DEAR ABBY: A man has been reaching out to me on social media for three years. He claims to be in love with me (after having met me once, briefly), and I think I believe him.
It's hard to explain, but I think I may feel the same way toward him. The problem is, I have ignored him for the last three years. I blocked him on all social media, but he keeps finding ways to contact me. He even had flowers delivered to my house. To tell the truth, I ghosted him because I'm terrified of what our "love at first sight" connection could mean.

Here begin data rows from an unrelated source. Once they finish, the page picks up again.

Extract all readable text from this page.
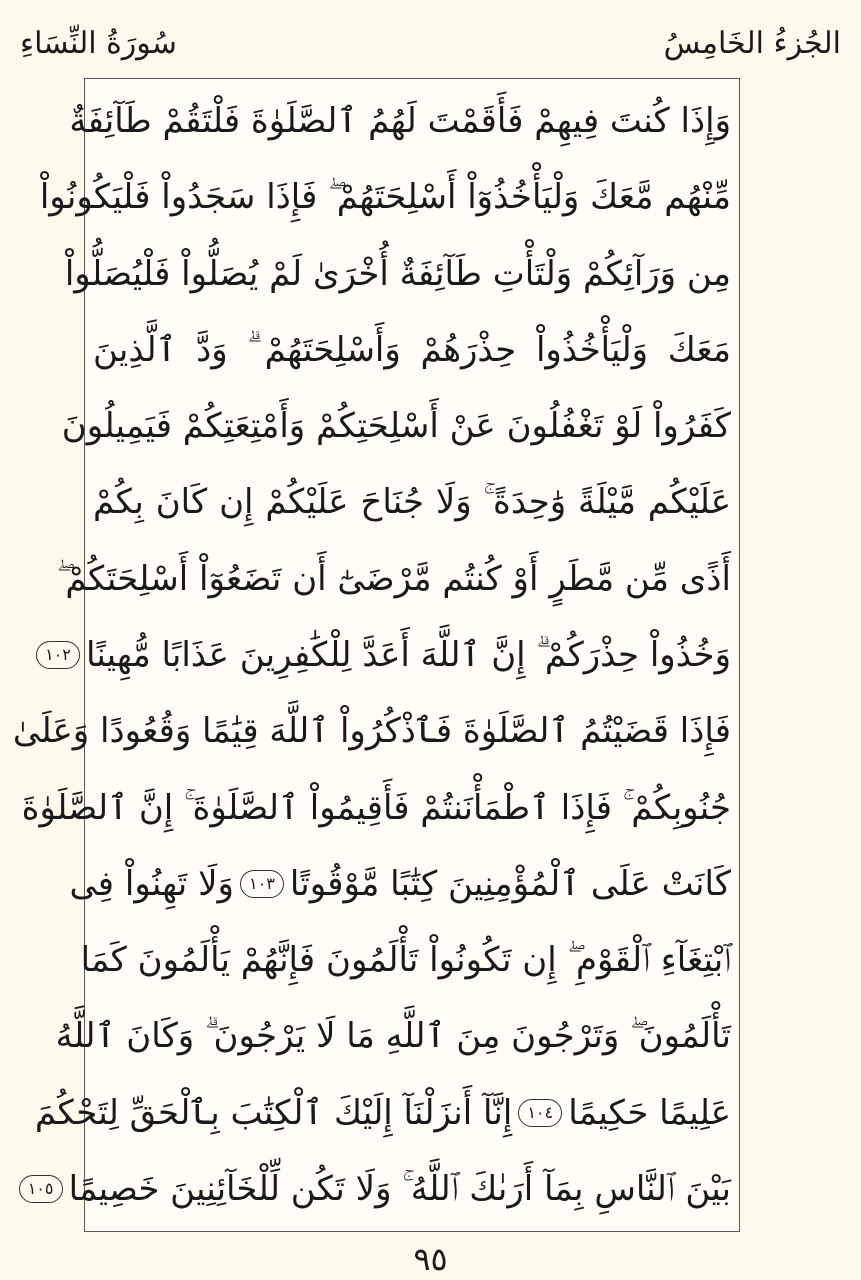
الجُزءُ الخَامِسُ
سُورَةُ النِّسَاءِ
وَإِذَا كُنتَ فِيهِمْ فَأَقَمْتَ لَهُمُ ٱلصَّلَوٰةَ فَلْتَقُمْ طَآئِفَةٌ
مِّنْهُم مَّعَكَ وَلْيَأْخُذُوٓاْ أَسْلِحَتَهُمْ ۖ فَإِذَا سَجَدُواْ فَلْيَكُونُواْ
مِن وَرَآئِكُمْ وَلْتَأْتِ طَآئِفَةٌ أُخْرَىٰ لَمْ يُصَلُّواْ فَلْيُصَلُّواْ
مَعَكَ وَلْيَأْخُذُواْ حِذْرَهُمْ وَأَسْلِحَتَهُمْ ۗ وَدَّ ٱلَّذِينَ
كَفَرُواْ لَوْ تَغْفُلُونَ عَنْ أَسْلِحَتِكُمْ وَأَمْتِعَتِكُمْ فَيَمِيلُونَ
عَلَيْكُم مَّيْلَةً وَٰحِدَةً ۚ وَلَا جُنَاحَ عَلَيْكُمْ إِن كَانَ بِكُمْ
أَذًى مِّن مَّطَرٍ أَوْ كُنتُم مَّرْضَىٰٓ أَن تَضَعُوٓاْ أَسْلِحَتَكُمْ ۖ
وَخُذُواْ حِذْرَكُمْ ۗ إِنَّ ٱللَّهَ أَعَدَّ لِلْكَٰفِرِينَ عَذَابًا مُّهِينًا
١٠٢
فَإِذَا قَضَيْتُمُ ٱلصَّلَوٰةَ فَٱذْكُرُواْ ٱللَّهَ قِيَٰمًا وَقُعُودًا وَعَلَىٰ
جُنُوبِكُمْ ۚ فَإِذَا ٱطْمَأْنَنتُمْ فَأَقِيمُواْ ٱلصَّلَوٰةَ ۚ إِنَّ ٱلصَّلَوٰةَ
كَانَتْ عَلَى ٱلْمُؤْمِنِينَ كِتَٰبًا مَّوْقُوتًا
١٠٣
وَلَا تَهِنُواْ فِى
ٱبْتِغَآءِ ٱلْقَوْمِ ۖ إِن تَكُونُواْ تَأْلَمُونَ فَإِنَّهُمْ يَأْلَمُونَ كَمَا
تَأْلَمُونَ ۖ وَتَرْجُونَ مِنَ ٱللَّهِ مَا لَا يَرْجُونَ ۗ وَكَانَ ٱللَّهُ
عَلِيمًا حَكِيمًا
١٠٤
إِنَّآ أَنزَلْنَآ إِلَيْكَ ٱلْكِتَٰبَ بِٱلْحَقِّ لِتَحْكُمَ
بَيْنَ ٱلنَّاسِ بِمَآ أَرَىٰكَ ٱللَّهُ ۚ وَلَا تَكُن لِّلْخَآئِنِينَ خَصِيمًا
١٠٥
٩٥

I have been hurt in the past, and I know a relationship of this magnitude could destroy me emotionally.
I feel terrible for ignoring him, but my friends and family insist that he is a stalker, and they would never understand if I decided to pursue a relationship with him. I feel paralyzed. What should I do? -- CONFUSED OUT EAST
DEAR CONFUSED: If a relationship of this magnitude could destroy you emotionally, then I do not recommend pursuing it. Sane individuals who have been ignored for three years usually take the hint and walk away. Listen to your family. What this man has been doing is, to say the least, unusual and could, indeed, be considered stalking.